Remarquons aussi que si, en zone occupée, l’ordonnance du 8 juillet 1942 interdit aux Juifs – déjà obligés de porter l’étoile jaune – l’accès à la plupart des établissements publics, comme les théâtres, des enfants sont accueillis dans les maisons de l’OSE – l’Œuvre de secours aux enfants – y compris en Limousin (environ 300 enfants de zéro à seize ans en Haute-Vienne). Dans la pédagogie adaptée qui y est mise en œuvre, inspirée par le pédagogue autrichien Ernst Papanek, des conférences et des discussions sont notamment organisées, ainsi que des représentations théâtrales dont les jeunes sont eux-mêmes les acteurs6.
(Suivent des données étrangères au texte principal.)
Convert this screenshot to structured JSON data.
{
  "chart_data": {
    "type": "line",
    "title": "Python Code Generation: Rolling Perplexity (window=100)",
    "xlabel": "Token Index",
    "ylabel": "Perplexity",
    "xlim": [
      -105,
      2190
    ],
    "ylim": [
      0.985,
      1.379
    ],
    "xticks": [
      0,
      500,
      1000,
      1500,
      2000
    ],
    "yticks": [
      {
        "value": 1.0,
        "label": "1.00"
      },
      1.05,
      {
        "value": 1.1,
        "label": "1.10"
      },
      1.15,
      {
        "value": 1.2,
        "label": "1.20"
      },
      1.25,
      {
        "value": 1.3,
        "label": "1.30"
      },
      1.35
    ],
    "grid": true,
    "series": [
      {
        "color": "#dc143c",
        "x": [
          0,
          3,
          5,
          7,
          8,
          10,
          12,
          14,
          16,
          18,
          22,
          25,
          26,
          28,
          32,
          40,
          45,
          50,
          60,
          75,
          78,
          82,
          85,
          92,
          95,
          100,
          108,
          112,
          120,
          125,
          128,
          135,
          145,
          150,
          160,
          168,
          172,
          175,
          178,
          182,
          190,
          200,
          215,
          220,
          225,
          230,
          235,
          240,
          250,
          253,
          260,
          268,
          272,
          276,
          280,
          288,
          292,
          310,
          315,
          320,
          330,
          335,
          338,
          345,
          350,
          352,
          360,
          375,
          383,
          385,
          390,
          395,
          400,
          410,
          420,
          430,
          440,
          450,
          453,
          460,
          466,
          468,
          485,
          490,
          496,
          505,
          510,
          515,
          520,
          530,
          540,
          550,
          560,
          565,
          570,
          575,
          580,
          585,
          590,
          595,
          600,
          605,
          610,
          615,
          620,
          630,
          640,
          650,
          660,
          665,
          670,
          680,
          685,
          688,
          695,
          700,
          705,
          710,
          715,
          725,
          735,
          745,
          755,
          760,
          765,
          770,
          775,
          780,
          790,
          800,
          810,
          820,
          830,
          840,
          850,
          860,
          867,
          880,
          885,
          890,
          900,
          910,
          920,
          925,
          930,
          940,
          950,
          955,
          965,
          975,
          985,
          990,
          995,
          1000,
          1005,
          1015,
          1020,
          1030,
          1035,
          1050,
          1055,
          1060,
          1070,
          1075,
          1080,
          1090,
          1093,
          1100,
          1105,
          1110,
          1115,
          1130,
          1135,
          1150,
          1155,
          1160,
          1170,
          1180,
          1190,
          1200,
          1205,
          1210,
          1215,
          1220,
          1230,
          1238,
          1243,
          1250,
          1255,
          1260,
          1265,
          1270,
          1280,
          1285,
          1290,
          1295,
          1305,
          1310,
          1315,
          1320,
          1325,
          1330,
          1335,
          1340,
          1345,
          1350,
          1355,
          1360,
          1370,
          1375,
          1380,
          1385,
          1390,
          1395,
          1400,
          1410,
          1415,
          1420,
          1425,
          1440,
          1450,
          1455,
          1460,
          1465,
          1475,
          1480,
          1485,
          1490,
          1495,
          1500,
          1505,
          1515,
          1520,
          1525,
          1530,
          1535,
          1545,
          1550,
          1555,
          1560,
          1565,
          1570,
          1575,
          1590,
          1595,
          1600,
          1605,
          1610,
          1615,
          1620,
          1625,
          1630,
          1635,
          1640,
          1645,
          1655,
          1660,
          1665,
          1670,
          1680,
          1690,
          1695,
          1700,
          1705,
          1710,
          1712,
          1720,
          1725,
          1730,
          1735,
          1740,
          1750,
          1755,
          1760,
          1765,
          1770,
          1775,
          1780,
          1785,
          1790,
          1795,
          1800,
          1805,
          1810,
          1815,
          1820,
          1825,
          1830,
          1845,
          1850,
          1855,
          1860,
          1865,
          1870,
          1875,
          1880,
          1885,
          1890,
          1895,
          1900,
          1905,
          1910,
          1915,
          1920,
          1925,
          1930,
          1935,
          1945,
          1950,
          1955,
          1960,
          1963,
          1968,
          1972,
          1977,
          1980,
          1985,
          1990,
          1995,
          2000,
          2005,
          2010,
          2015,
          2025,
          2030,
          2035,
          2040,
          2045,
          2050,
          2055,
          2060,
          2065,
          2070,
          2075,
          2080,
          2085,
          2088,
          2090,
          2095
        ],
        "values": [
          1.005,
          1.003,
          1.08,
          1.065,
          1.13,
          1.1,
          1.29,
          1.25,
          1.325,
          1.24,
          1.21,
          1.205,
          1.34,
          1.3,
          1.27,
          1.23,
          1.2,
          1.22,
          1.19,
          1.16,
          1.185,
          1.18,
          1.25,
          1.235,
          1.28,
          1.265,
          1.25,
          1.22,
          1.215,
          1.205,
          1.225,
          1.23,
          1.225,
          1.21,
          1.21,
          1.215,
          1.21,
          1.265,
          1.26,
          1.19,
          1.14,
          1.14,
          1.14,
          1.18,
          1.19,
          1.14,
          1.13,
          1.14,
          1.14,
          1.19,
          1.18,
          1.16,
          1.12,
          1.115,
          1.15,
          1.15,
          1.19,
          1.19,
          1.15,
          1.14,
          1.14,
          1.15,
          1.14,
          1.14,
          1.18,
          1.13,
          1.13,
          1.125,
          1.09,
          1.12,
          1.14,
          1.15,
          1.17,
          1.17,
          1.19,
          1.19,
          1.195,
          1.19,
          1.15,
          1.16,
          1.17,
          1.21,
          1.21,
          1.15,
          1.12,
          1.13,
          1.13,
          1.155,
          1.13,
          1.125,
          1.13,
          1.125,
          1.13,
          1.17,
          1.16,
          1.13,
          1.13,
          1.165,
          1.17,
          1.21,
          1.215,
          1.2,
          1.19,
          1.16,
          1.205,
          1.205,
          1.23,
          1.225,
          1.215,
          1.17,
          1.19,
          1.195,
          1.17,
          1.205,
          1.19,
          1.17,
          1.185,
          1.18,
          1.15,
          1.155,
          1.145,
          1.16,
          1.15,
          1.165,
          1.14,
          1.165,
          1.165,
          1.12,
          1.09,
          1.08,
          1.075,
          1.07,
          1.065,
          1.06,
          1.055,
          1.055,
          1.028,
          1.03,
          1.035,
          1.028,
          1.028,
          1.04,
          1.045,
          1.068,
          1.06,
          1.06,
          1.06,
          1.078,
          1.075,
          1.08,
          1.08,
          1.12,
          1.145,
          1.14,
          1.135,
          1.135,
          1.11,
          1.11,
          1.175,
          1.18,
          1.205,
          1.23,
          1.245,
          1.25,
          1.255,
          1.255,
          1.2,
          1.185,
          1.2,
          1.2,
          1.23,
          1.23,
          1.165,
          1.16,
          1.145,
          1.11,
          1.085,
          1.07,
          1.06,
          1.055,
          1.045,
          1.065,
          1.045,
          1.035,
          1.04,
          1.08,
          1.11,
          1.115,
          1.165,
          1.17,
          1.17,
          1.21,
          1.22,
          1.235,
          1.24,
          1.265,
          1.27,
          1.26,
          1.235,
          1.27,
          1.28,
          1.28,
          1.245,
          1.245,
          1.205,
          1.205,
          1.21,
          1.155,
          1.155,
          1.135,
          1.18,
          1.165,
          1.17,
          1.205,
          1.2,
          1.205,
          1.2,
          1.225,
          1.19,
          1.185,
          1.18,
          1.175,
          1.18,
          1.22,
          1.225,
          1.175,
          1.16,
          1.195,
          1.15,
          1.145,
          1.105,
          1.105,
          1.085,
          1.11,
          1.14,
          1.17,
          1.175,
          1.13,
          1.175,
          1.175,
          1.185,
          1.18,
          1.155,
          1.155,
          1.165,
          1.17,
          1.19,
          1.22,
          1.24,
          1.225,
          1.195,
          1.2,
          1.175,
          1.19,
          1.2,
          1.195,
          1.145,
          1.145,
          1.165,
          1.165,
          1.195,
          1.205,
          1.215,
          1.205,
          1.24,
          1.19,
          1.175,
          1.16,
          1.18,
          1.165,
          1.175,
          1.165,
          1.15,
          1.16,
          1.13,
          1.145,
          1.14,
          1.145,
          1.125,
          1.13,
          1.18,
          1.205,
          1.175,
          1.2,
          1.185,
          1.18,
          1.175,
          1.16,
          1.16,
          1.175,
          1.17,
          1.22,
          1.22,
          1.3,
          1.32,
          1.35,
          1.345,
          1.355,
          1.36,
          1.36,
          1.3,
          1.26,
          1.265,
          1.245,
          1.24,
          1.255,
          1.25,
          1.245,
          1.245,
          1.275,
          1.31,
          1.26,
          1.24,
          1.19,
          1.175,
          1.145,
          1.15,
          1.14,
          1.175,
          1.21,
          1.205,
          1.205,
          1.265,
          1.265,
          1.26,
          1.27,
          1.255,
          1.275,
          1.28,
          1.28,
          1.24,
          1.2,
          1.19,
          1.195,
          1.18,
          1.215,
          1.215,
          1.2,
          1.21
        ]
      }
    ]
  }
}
L’évolution de la guerre en Limousin, région durement frappée, fait que les théâtres s’arrêtent au printemps 1944. A Limoges, libérée le 21 août, il faut attendre novembre pour aller applaudir au Cirque-Théâtre Galilea, une légende tragique en quatre actes de Renaud de Jouvenel, proche du Parti Communiste Français. Le Populaire du Centre qui reparaît annonce « Pierre Brasseur et sa troupe FFI. » Selon le site de l’ANACR d’Objat, « le Front National, groupe de Résistants français communistes, fondé en mai 1941, était le maître d’oeuvre de cette pièce. Nous ne savons pas quand elle a été jouée ni où ont eu lieu ces représentations si ce n’est que c’est dans la région de Brive au vu la liste des commerçants et industriels qui ont aidé à financer. » Galilea (Gilberte Rodrigue) est la métaphore de la France d’abord soumise à un dictateur, Kranar (Philippe Ancellin) puis libérée par la résistance des habitants. Brasseur interprète un fou, « la voix irréelle de la vérité ».
1 J.L. Garet, « Montherlant sous l’occupation », in: Vingtième Siècle, revue d’histoire, n°31, juillet-septembre 1991. pp. 65-74.
2 Conservée au Pôle patrimoine de la Bfm de Limoges.
3 Philippe d’Hugues, « Ce haïssable théâtre filmé », 1895, revue d’histoire du cinéma, n°15, 1993. pp. 55-64.
4 Corrèze, avril-mai 1942, n°4, p. 151.
5 Dictionnaire biographique Le Maitron, en ligne.
6 S. Zeitoun, « Accueil des enfants juifs étrangers en France et leur sort sous l’Occupation », in : Accueil et formation des enfants étrangers en France de la fin du XIXe siècle au début de la Deuxième Guerre mondiale
Actes de la journée d’étude organisée par la SIHFLES à la Cité nationale de l’histoire de l’immigration, Palais de la Porte Dorée, Paris le 7 mai 2010, p.123-144.